Harvey and Legora are trying to become the software layer where legal work gets routed, executed, and shared, not just the place a lawyer asks for a draft. That matters because once a platform handles intake, shared matter rooms, document vaults, and repeatable agent workflows, it sits closer to the daily operating system of an in-house team. Wordsmith is building toward the same control point from the in-house side, where budget pressure and contract volume make workflow automation easier to justify.

  • Harvey has already pushed past chat shaped usage into packaged execution. Its Agents product offers ad hoc, pre built, and custom agents, while Shared Spaces gives in-house teams and outside counsel a governed workspace to upload deal files, run workflows, and collaborate without passing documents back and forth over email.

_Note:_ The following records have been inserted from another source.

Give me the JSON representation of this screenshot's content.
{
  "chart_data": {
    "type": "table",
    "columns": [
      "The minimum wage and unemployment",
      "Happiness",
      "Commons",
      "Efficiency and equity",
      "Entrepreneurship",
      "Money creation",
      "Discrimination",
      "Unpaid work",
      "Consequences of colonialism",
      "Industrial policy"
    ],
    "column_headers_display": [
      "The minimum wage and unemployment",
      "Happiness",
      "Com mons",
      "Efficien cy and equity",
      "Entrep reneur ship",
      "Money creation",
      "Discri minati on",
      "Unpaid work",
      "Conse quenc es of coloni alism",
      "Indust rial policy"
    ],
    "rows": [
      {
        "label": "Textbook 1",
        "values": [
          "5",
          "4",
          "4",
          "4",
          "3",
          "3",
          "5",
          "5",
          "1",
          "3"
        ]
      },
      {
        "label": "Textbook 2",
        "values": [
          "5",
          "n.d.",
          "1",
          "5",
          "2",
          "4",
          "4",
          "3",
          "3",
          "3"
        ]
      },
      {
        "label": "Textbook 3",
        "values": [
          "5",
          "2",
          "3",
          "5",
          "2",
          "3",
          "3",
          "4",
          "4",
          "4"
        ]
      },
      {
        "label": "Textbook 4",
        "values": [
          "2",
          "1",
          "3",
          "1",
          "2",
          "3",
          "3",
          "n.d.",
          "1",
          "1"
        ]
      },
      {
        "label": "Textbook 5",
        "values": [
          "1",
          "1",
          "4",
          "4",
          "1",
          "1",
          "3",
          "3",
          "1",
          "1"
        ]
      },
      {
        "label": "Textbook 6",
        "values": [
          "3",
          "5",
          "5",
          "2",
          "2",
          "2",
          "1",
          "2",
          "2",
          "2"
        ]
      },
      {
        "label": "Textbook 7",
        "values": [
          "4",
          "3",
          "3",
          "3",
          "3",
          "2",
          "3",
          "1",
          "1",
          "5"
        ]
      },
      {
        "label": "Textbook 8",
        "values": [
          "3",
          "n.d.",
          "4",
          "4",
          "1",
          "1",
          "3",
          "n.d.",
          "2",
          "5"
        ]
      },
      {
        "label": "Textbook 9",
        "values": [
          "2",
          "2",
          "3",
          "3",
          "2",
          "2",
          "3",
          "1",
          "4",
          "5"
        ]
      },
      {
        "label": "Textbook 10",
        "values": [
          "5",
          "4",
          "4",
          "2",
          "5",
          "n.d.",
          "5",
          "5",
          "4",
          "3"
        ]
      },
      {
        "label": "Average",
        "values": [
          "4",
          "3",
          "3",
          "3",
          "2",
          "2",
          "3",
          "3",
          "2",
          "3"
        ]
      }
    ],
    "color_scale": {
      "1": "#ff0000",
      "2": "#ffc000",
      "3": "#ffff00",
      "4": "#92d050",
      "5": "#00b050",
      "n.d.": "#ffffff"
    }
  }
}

  • Legora is making the same move more explicitly around enterprise legal operations. It launched an agentic operating system built to orchestrate work from intake through delivery, and Barclays rolled it out globally across its in-house legal team, with Legora jointly developing features for regulated in-house workflows.
  • Spellbook shows why this expansion path matters for Wordsmith. Spellbook started inside Microsoft Word for contract review, but is adding intake, workflows, storage, and system of record features because large in-house teams want contracts to arrive, get triaged, and get first pass edits automatically, not just receive drafting help one document at a time.

The next phase of legal AI will be won by the products that can sit inside an enterprise's real approval and document flow. Research and drafting pulled lawyers in first, but the durable position is owning the queue of requests, the connected systems around it, and the agents that move work forward before a lawyer even opens the file.